Khudi ko kar buland itna

Keh har taqdeer say pahley

Khuda banday say khud poochey

Bataa teyree razaa kya hai?

He translates it as follows: Elevate your self-esteem and dignity to such lofty height/ That even God shall ask the devotee/ Before every ordination/ Tell me what is your wish!

The same lines have been rendered earlier as follows:

Endow thy will with such power

That at every turn of fate so it be

That God himself asks of his slave

"Tell me, what is it that pleases thee?"

I do not mean to belittle Dr Hussain’s valiant effort to bring the best of Urdu poetry to those not familiar with it. He owes it to himself and his readers to try to render the lines he has chosen into verse.

Talking to a dead son

Nina Sood’s son Naresh (Kuki) died on April 16, 1987. He was only 28 and had been married a little over two months. He was a strapping young man who occasionally suffered bouts of asthma. One mild attack and he was gone. Nina was devastated and did not know how to cope with her loss. Her faith in God was shattered. Everything in the home reminded her of her son: his clothes, his working desk, footsteps coming up to her doorstep and mysteriously falling silent. She decided to put her grief on paper. The outcome is a deeply moving book about death and dying: Turbulence and Tranquillity (New Century). It is not a cheerful book to read and a grim reminder that death gives no advance notice, comes to people of all ages and remains an unsolved mystery.
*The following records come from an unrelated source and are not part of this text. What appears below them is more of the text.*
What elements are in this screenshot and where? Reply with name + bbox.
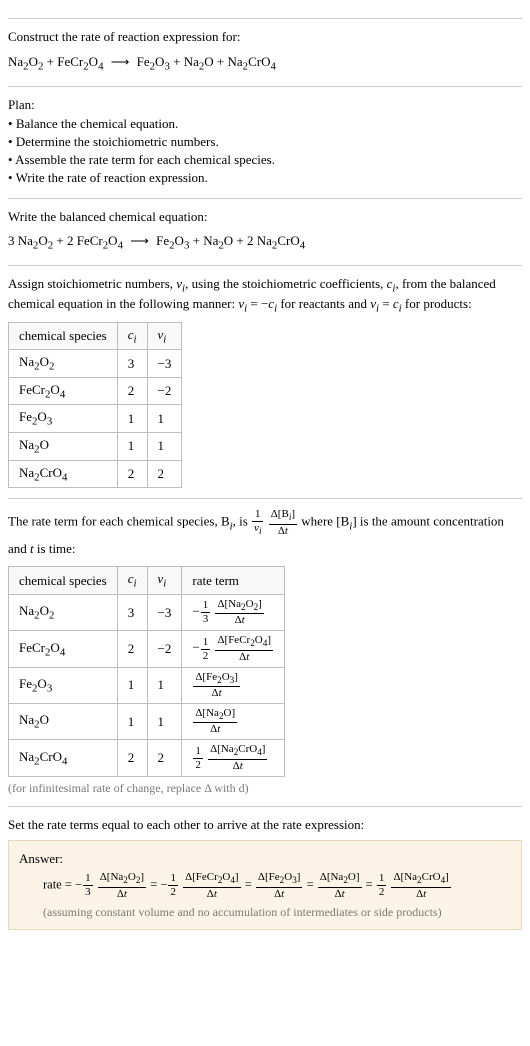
species-cell: Fe2O3 bbox=[9, 405, 118, 433]
table-row: Na2O11 bbox=[9, 433, 182, 461]
v-cell: −3 bbox=[147, 594, 182, 630]
balanced-equation: 3 Na2O2 + 2 FeCr2O4 ⟶ Fe2O3 + Na2O + 2 N… bbox=[8, 231, 522, 255]
v-cell: −3 bbox=[147, 350, 182, 378]
answer-label: Answer: bbox=[19, 849, 511, 869]
table2-header-vi: νi bbox=[147, 567, 182, 595]
balanced-title: Write the balanced chemical equation: bbox=[8, 209, 522, 226]
c-cell: 1 bbox=[117, 433, 147, 461]
species-cell: Na2O bbox=[9, 433, 118, 461]
rate-cell: 12 Δ[Na2CrO4]Δt bbox=[182, 740, 285, 776]
table-row: Fe2O311 bbox=[9, 405, 182, 433]
v-cell: −2 bbox=[147, 377, 182, 405]
c-cell: 2 bbox=[117, 377, 147, 405]
plan-item: Assemble the rate term for each chemical… bbox=[8, 151, 522, 169]
c-cell: 1 bbox=[117, 667, 147, 703]
v-cell: 1 bbox=[147, 433, 182, 461]
species-cell: Na2CrO4 bbox=[9, 740, 118, 776]
species-cell: Na2O2 bbox=[9, 594, 118, 630]
plan-item: Write the rate of reaction expression. bbox=[8, 169, 522, 187]
species-cell: FeCr2O4 bbox=[9, 631, 118, 667]
plan-list: Balance the chemical equation. Determine… bbox=[8, 115, 522, 188]
c-cell: 2 bbox=[117, 631, 147, 667]
final-section: Set the rate terms equal to each other t… bbox=[8, 806, 522, 930]
v-cell: 1 bbox=[147, 704, 182, 740]
v-cell: 1 bbox=[147, 405, 182, 433]
plan-item: Balance the chemical equation. bbox=[8, 115, 522, 133]
species-cell: Fe2O3 bbox=[9, 667, 118, 703]
intro-prompt: Construct the rate of reaction expressio… bbox=[8, 29, 522, 46]
assign-text: Assign stoichiometric numbers, νi, using… bbox=[8, 276, 522, 315]
species-cell: Na2O2 bbox=[9, 350, 118, 378]
v-cell: 1 bbox=[147, 667, 182, 703]
table-row: Na2CrO422 bbox=[9, 460, 182, 488]
intro-equation: Na2O2 + FeCr2O4 ⟶ Fe2O3 + Na2O + Na2CrO4 bbox=[8, 52, 522, 76]
table-row: Na2CrO42212 Δ[Na2CrO4]Δt bbox=[9, 740, 285, 776]
plan-section: Plan: Balance the chemical equation. Det… bbox=[8, 86, 522, 188]
rate-cell: Δ[Na2O]Δt bbox=[182, 704, 285, 740]
species-cell: FeCr2O4 bbox=[9, 377, 118, 405]
table-row: Na2O11Δ[Na2O]Δt bbox=[9, 704, 285, 740]
c-cell: 2 bbox=[117, 460, 147, 488]
table1-header-species: chemical species bbox=[9, 322, 118, 350]
c-cell: 1 bbox=[117, 704, 147, 740]
rateterm-text: The rate term for each chemical species,… bbox=[8, 509, 522, 560]
c-cell: 1 bbox=[117, 405, 147, 433]
v-cell: 2 bbox=[147, 460, 182, 488]
table-row: Fe2O311Δ[Fe2O3]Δt bbox=[9, 667, 285, 703]
table-row: Na2O23−3−13 Δ[Na2O2]Δt bbox=[9, 594, 285, 630]
table1-header-ci: ci bbox=[117, 322, 147, 350]
table2-note: (for infinitesimal rate of change, repla… bbox=[8, 781, 522, 796]
intro-section: Construct the rate of reaction expressio… bbox=[8, 18, 522, 76]
rate-cell: Δ[Fe2O3]Δt bbox=[182, 667, 285, 703]
table-row: FeCr2O42−2−12 Δ[FeCr2O4]Δt bbox=[9, 631, 285, 667]
plan-item: Determine the stoichiometric numbers. bbox=[8, 133, 522, 151]
answer-note: (assuming constant volume and no accumul… bbox=[19, 903, 511, 921]
v-cell: −2 bbox=[147, 631, 182, 667]
species-cell: Na2O bbox=[9, 704, 118, 740]
table2-header-rate: rate term bbox=[182, 567, 285, 595]
species-cell: Na2CrO4 bbox=[9, 460, 118, 488]
c-cell: 3 bbox=[117, 350, 147, 378]
assign-section: Assign stoichiometric numbers, νi, using… bbox=[8, 265, 522, 488]
stoich-table-2: chemical species ci νi rate term Na2O23−… bbox=[8, 566, 285, 776]
c-cell: 3 bbox=[117, 594, 147, 630]
final-title: Set the rate terms equal to each other t… bbox=[8, 817, 522, 834]
rate-cell: −12 Δ[FeCr2O4]Δt bbox=[182, 631, 285, 667]
rateterm-section: The rate term for each chemical species,… bbox=[8, 498, 522, 796]
rate-cell: −13 Δ[Na2O2]Δt bbox=[182, 594, 285, 630]
table-row: FeCr2O42−2 bbox=[9, 377, 182, 405]
stoich-table-1: chemical species ci νi Na2O23−3 FeCr2O42… bbox=[8, 322, 182, 489]
plan-title: Plan: bbox=[8, 97, 522, 113]
balanced-section: Write the balanced chemical equation: 3 … bbox=[8, 198, 522, 256]
answer-equation: rate = −13 Δ[Na2O2]Δt = −12 Δ[FeCr2O4]Δt… bbox=[19, 872, 511, 899]
table2-header-ci: ci bbox=[117, 567, 147, 595]
table-row: Na2O23−3 bbox=[9, 350, 182, 378]
v-cell: 2 bbox=[147, 740, 182, 776]
answer-box: Answer: rate = −13 Δ[Na2O2]Δt = −12 Δ[Fe… bbox=[8, 840, 522, 930]
table2-header-species: chemical species bbox=[9, 567, 118, 595]
c-cell: 2 bbox=[117, 740, 147, 776]
table1-header-vi: νi bbox=[147, 322, 182, 350]
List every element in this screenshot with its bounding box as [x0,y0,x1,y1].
Nina questions herself on the subject: "Death had cruelly brought a young man’s life to an end, a complete halt, but it also brought the commencement of suffering and agony. All the doors to joy, life and laughter had abruptly closed and there appeared to be only grimness, darkness and hopelessness combined with a sense of futility that encircled us. The colour from life had disappeared and the world had become shades of black. It became pitch dark as though the power supply had been permanently extinguished. There was not a ray of light that penetrated. A life had ended, but the torment had just started. No doubt the agony would change its shape and form, but would it ever end? This was not another exam you had suffered and endured where failure evoked, ‘better luck next time’. We, your family shared this examination. There was no consolation that life like the river flows forever. If there is rebirth, his soul would continue for eternity or infinity. The Holy Gita assures that ‘He is not killed when the body is killed’ and that ‘a man casts off his worn out clothes and puts on new ones’, but I knew only this son, this life.

"If you were to be born again, you would no longer be my son, the child I had lovingly raised and guided to manhood. In your ‘new clothes’ I would not recognise you and you might shun me causing greater pain. At this crucial period of my existence, rebirth failed to excite me and I could not help but feel that God had forsaken me. Where had I gone wrong to have my son taken away from me?"

Nina tried silence and found it soothing. She found crying "to release pent up emotions". She heard a psychiatrist who said, "the period of mourning should not continue after a year" but rejected his advice. "Mourning can be stipulated for a week, a month or a year but for the bereaved it is a lifetime."

Nina found that sharing others’ grief lessened her own. She writes: "The greatest reality of life is found in the funeral grounds or the burning ghats where eventually everyone, rich or poor, great or small, must halt briefly before travelling on that last journey to what we can only hope will be a spiritual opening to an eternity of serenity. For a while, after your death, I lacked the courage to attend a funeral; neither could I handle it nor face the harshness of it.

"Gradually and for which I am grateful, courage began to return and the realisation that there is no escape from truth — there is only acceptance and there is no other conceivable solution. It is not possible to flee the actuality and neither is it feasible to selfishly enshroud oneself into one’s private grief and escape from the world. Each individual suffers in varying manners and it is important to console and provide a support to comfort others in their time of need — often just to be available is sufficient; in helping others too one is unconsciously healed."

I recommend this book to those who have been afflicted by the loss of their dear ones.